I think about the way expectations have shaped us all. How Lucas feels like he has only one shot at college and my friends and I feel like we have no choice
except
college. But what if the world had
no
expectations for you? What if we were leaving school with no prospects at all?

At the end of our meal, I ask Simon what he does with his days. He thinks about it for a while and then he shrugs. “Not too much,” he says. “On Wednesdays, I come here.”

“Oh, Lucas, it's
terrible
,” I say in the car ride home. I'm grateful for this topic to discuss so he doesn't have a chance
to tease me about the strangest moment of class—when Chad stood up to leave early and interrupted Mary to make an
I'll call you
hand phone, pointing to me. All the women in class spun around to look at me. After class ended, Sheila asked if Chad and I were getting married. “Of course not,” I said, blushing fiercely.

“Why not?” Sheila asked.

I saw Lucas staring, which made me even more nervous. “Well, I'm way too young, for one thing.”

“Not
really
,” Sheila said. “You're allowed. You should. Just do it. I'd get married if Justin Bieber asked me.”

“I would, too,” Lucas said. “If it was
Justin
? Totally.”

Sheila didn't laugh.

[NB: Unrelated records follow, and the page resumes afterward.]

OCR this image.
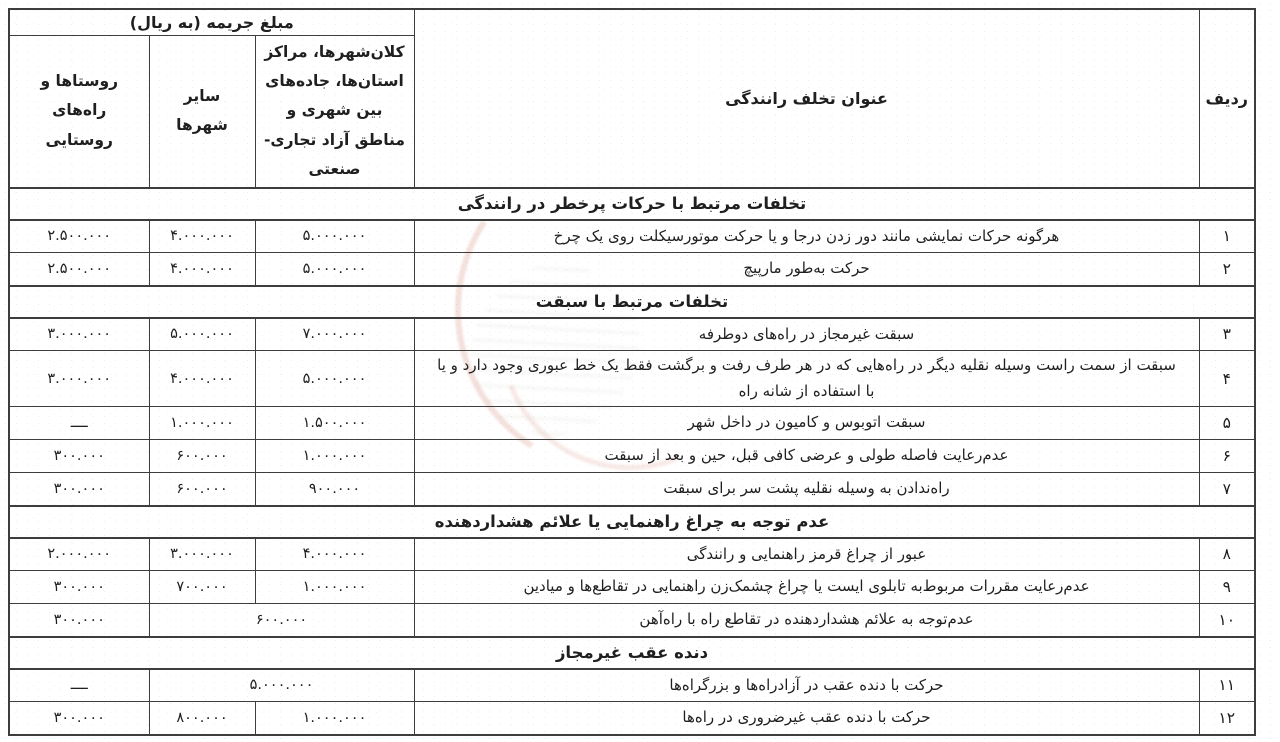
ردیف	عنوان تخلف رانندگی	مبلغ جریمه (به ریال)		
		کلان‌شهرها، مراکز استان‌ها، جاده‌های بین شهری و مناطق آزاد تجاری-صنعتی	سایر شهرها	روستاها و راه‌های روستایی
تخلفات مرتبط با حرکات پرخطر در رانندگی				
۱	هرگونه حرکات نمایشی مانند دور زدن درجا و یا حرکت موتورسیکلت روی یک چرخ	۵.۰۰۰.۰۰۰	۴.۰۰۰.۰۰۰	۲.۵۰۰.۰۰۰
۲	حرکت به‌طور مارپیچ	۵.۰۰۰.۰۰۰	۴.۰۰۰.۰۰۰	۲.۵۰۰.۰۰۰
تخلفات مرتبط با سبقت				
۳	سبقت غیرمجاز در راه‌های دوطرفه	۷.۰۰۰.۰۰۰	۵.۰۰۰.۰۰۰	۳.۰۰۰.۰۰۰
۴	سبقت از سمت راست وسیله نقلیه دیگر در راه‌هایی که در هر طرف رفت و برگشت فقط یک خط عبوری وجود دارد و یا با استفاده از شانه راه	۵.۰۰۰.۰۰۰	۴.۰۰۰.۰۰۰	۳.۰۰۰.۰۰۰
۵	سبقت اتوبوس و کامیون در داخل شهر	۱.۵۰۰.۰۰۰	۱.۰۰۰.۰۰۰	ــــ
۶	عدم‌رعایت فاصله طولی و عرضی کافی قبل، حین و بعد از سبقت	۱.۰۰۰.۰۰۰	۶۰۰.۰۰۰	۳۰۰.۰۰۰
۷	راه‌ندادن به وسیله نقلیه پشت سر برای سبقت	۹۰۰.۰۰۰	۶۰۰.۰۰۰	۳۰۰.۰۰۰
عدم توجه به چراغ راهنمایی یا علائم هشداردهنده				
۸	عبور از چراغ قرمز راهنمایی و رانندگی	۴.۰۰۰.۰۰۰	۳.۰۰۰.۰۰۰	۲.۰۰۰.۰۰۰
۹	عدم‌رعایت مقررات مربوط‌به تابلوی ایست یا چراغ چشمک‌زن راهنمایی در تقاطع‌ها و میادین	۱.۰۰۰.۰۰۰	۷۰۰.۰۰۰	۳۰۰.۰۰۰
۱۰	عدم‌توجه به علائم هشداردهنده در تقاطع راه با راه‌آهن	۶۰۰.۰۰۰		۳۰۰.۰۰۰
دنده عقب غیرمجاز				
۱۱	حرکت با دنده عقب در آزادراه‌ها و بزرگراه‌ها	۵.۰۰۰.۰۰۰		ــــ
۱۲	حرکت با دنده عقب غیرضروری در راه‌ها	۱.۰۰۰.۰۰۰	۸۰۰.۰۰۰	۳۰۰.۰۰۰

She just rolled her eyes. I assumed Lucas would spend the ride home making fun of me about Chad, which made me launch off on this topic with particular zeal. “These people need help finding jobs. There need to be some
changes
.”

Lucas smiles and fiddles with his brace. “What—are you going to become a social worker now?”

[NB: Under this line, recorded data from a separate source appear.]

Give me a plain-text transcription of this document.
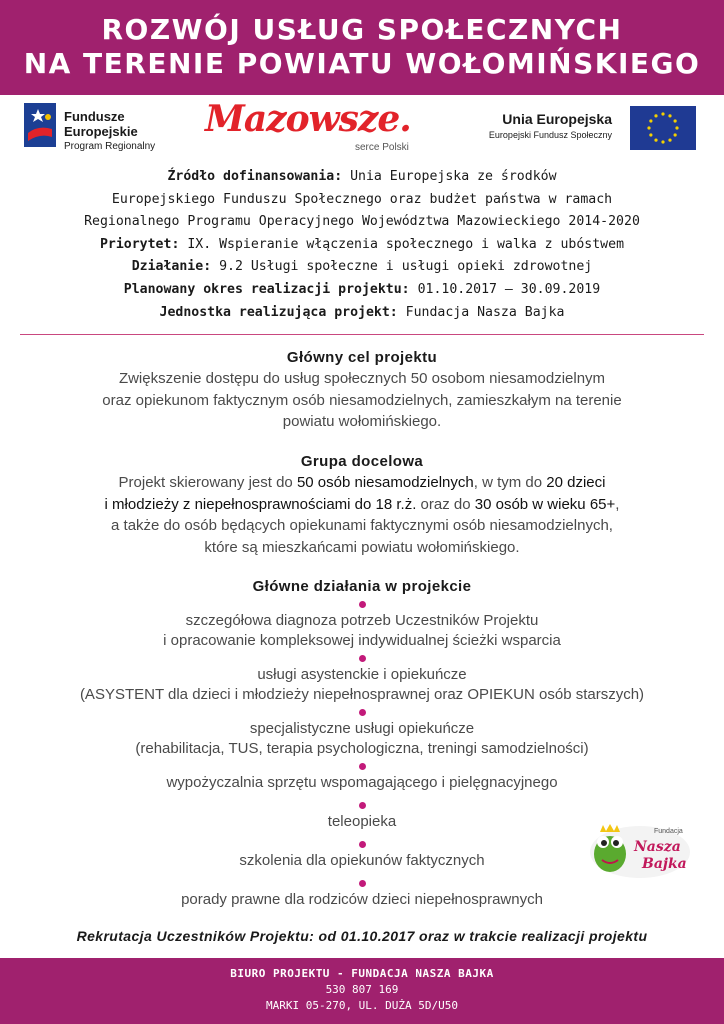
ROZWÓJ USŁUG SPOŁECZNYCH
NA TERENIE POWIATU WOŁOMIŃSKIEGO
Fundusze
Europejskie
Program Regionalny
Mazowsze.
serce Polski
Unia Europejska
Europejski Fundusz Społeczny
Źródło dofinansowania: Unia Europejska ze środków
Europejskiego Funduszu Społecznego oraz budżet państwa w ramach
Regionalnego Programu Operacyjnego Województwa Mazowieckiego 2014-2020
Priorytet: IX. Wspieranie włączenia społecznego i walka z ubóstwem
Działanie: 9.2 Usługi społeczne i usługi opieki zdrowotnej
Planowany okres realizacji projektu: 01.10.2017 – 30.09.2019
Jednostka realizująca projekt: Fundacja Nasza Bajka
Główny cel projektu

Zwiększenie dostępu do usług społecznych 50 osobom niesamodzielnym

oraz opiekunom faktycznym osób niesamodzielnych, zamieszkałym na terenie

powiatu wołomińskiego.

Grupa docelowa

Projekt skierowany jest do 50 osób niesamodzielnych, w tym do 20 dzieci

i młodzieży z niepełnosprawnościami do 18 r.ż. oraz do 30 osób w wieku 65+,

a także do osób będących opiekunami faktycznymi osób niesamodzielnych,

które są mieszkańcami powiatu wołomińskiego.

Główne działania w projekcie
szczegółowa diagnoza potrzeb Uczestników Projektu
i opracowanie kompleksowej indywidualnej ścieżki wsparcia
usługi asystenckie i opiekuńcze
(ASYSTENT dla dzieci i młodzieży niepełnosprawnej oraz OPIEKUN osób starszych)
specjalistyczne usługi opiekuńcze
(rehabilitacja, TUS, terapia psychologiczna, treningi samodzielności)
wypożyczalnia sprzętu wspomagającego i pielęgnacyjnego
teleopieka
szkolenia dla opiekunów faktycznych
porady prawne dla rodziców dzieci niepełnosprawnych
Fundacja
Nasza
Bajka
Rekrutacja Uczestników Projektu: od 01.10.2017 oraz w trakcie realizacji projektu
BIURO PROJEKTU - FUNDACJA NASZA BAJKA
530 807 169
MARKI 05-270, UL. DUŻA 5D/U50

“No. I'm talking about political activism. Legislative changes. These people need a
voice
.” I think about the time I've spent signing people up for their rice-and-bean Oxfam pledges at school. I should have been going into restaurants with Simon pointing out the moral responsibility we have as a society to find a place for him to work in the community. “Doesn't it shock you that most of these folks don't have jobs? They're all capable of working.”

“I'm not sure about that.”

“Most of them are. With support.”

“Right, but how many bosses want to give them that kind of support? Who can afford it?”

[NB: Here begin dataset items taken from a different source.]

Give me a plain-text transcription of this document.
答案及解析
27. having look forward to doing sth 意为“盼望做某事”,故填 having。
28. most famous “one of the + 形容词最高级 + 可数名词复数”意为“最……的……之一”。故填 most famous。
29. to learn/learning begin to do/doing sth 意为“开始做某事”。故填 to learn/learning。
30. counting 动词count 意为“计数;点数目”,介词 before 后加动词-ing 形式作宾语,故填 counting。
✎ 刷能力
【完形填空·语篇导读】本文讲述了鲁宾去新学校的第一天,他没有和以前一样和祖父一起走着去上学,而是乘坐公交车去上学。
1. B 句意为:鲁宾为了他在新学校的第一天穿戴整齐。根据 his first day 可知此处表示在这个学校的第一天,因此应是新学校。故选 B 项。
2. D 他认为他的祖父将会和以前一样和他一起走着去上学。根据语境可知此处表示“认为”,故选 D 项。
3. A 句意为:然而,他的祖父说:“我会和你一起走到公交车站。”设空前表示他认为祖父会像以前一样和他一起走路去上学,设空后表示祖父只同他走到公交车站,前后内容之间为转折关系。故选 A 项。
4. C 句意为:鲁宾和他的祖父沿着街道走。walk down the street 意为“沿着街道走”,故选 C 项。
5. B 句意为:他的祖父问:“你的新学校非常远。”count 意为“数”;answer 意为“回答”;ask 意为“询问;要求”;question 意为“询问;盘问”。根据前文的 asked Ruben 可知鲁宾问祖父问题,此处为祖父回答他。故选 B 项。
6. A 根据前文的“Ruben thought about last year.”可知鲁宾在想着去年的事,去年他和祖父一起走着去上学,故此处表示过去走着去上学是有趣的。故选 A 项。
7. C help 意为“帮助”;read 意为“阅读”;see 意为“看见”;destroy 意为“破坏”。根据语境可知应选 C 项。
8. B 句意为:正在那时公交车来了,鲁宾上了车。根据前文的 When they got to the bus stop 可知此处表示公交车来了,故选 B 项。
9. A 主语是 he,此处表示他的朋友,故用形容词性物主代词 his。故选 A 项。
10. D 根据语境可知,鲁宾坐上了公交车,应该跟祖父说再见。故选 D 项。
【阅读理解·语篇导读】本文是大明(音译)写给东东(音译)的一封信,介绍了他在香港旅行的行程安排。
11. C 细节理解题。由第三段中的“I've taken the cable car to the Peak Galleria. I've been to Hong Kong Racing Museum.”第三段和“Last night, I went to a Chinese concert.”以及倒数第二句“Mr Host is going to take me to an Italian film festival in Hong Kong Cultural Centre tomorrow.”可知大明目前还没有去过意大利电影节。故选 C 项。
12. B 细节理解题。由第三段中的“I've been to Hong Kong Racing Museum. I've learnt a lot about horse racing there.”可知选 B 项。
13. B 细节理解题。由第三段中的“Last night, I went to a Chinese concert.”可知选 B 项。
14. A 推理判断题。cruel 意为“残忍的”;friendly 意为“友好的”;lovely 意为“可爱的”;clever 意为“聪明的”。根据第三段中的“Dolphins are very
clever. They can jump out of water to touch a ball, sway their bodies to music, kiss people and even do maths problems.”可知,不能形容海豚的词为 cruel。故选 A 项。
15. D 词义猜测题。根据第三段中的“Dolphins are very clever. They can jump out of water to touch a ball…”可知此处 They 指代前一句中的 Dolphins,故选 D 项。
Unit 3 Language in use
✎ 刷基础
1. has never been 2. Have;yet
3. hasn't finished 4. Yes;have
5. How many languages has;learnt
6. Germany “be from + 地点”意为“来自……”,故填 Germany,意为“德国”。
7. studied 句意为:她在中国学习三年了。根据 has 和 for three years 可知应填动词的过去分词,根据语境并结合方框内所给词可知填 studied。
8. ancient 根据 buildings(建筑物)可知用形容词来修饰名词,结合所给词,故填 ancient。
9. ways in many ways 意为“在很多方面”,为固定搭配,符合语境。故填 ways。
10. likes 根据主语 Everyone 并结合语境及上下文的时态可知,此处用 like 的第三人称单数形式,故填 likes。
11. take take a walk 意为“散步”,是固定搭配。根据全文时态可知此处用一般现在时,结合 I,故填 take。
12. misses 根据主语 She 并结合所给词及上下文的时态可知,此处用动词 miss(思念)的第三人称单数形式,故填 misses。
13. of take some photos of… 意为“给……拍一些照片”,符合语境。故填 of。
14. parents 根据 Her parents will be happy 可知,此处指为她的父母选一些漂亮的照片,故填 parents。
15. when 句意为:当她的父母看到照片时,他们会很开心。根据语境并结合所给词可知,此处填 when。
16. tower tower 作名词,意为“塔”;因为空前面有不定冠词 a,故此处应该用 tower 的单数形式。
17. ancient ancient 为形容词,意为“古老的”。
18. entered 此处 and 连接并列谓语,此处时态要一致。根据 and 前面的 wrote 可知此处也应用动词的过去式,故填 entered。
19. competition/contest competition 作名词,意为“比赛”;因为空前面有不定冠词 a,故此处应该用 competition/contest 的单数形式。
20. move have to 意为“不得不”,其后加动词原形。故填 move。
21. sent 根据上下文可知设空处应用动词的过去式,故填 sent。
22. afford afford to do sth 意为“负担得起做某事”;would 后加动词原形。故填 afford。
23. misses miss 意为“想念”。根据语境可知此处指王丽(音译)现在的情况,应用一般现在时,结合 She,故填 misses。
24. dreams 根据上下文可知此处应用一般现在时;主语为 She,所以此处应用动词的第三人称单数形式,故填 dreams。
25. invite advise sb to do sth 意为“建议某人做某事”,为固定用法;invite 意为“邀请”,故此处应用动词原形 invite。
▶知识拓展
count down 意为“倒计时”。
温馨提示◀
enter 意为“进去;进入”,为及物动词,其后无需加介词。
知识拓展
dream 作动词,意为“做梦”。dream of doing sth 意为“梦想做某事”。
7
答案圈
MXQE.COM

“So there should be incentives for businesses who hire workers with disabilities. Like they have for people who hire vets. Something!”

I look over at him and stop. He's smiling at me in a way that's sort of confusing. “Maybe that should be your new slogan,” he says. “SOMETHING'S GOTTA BE DONE! You could get people to sign pledges at your lunch table.” He's never mentioned my YAC work before. I wouldn't have thought he'd noticed. “Or how about this: I'M GOING TO CHANGE EVERYONE'S LIFE!”

The first comment was funny. This second one seems mean, especially considering what he wrote on my sheet. Theoretically this is what he
likes
about me. “I'm not talking about changing everyone's life. I'm saying this is a vulnerable group that's being ignored right now. No one's helping them get what they really need, which are
jobs
. A sense of productivity. Forget relationships, they need
work.

“You want to go out and find twenty jobs for those people?”

“Well, someone should! God, Lucas, you know them as well as I do. They're capable people. You like them.”

“I
do
like them.”

“Then why aren't you agreeing with me? I'm just saying there should be laws that make it easier for these people to get jobs.”

“Okay. I agree. I just don't think screaming about it in
a car to me helps anybody. I'd rather think of something I could do.”

“Like what?”

“I don't know. I'm still thinking.”

“Like volunteering in this class? Do you think that's helped anyone?”

“I don't know.” He thinks for a minute and shakes his head. “Not really.”

It seems as if we're getting too close to saying what I've really wanted to say, what we've both avoided saying since Belinda came back to school. Our crime involved her and our punishment hasn't done a thing to help her.

I drive in silence for a while until I pull onto Lucas's street. “Let me know if you think of something,” I say. It comes off as more sarcastic than I intend it to. I know he does care. He's a more reliable, better volunteer than Chad. It's possible Lucas understands what I don't want to admit: that nothing we're doing will help Belinda. Or—when you get right down to it—anyone else.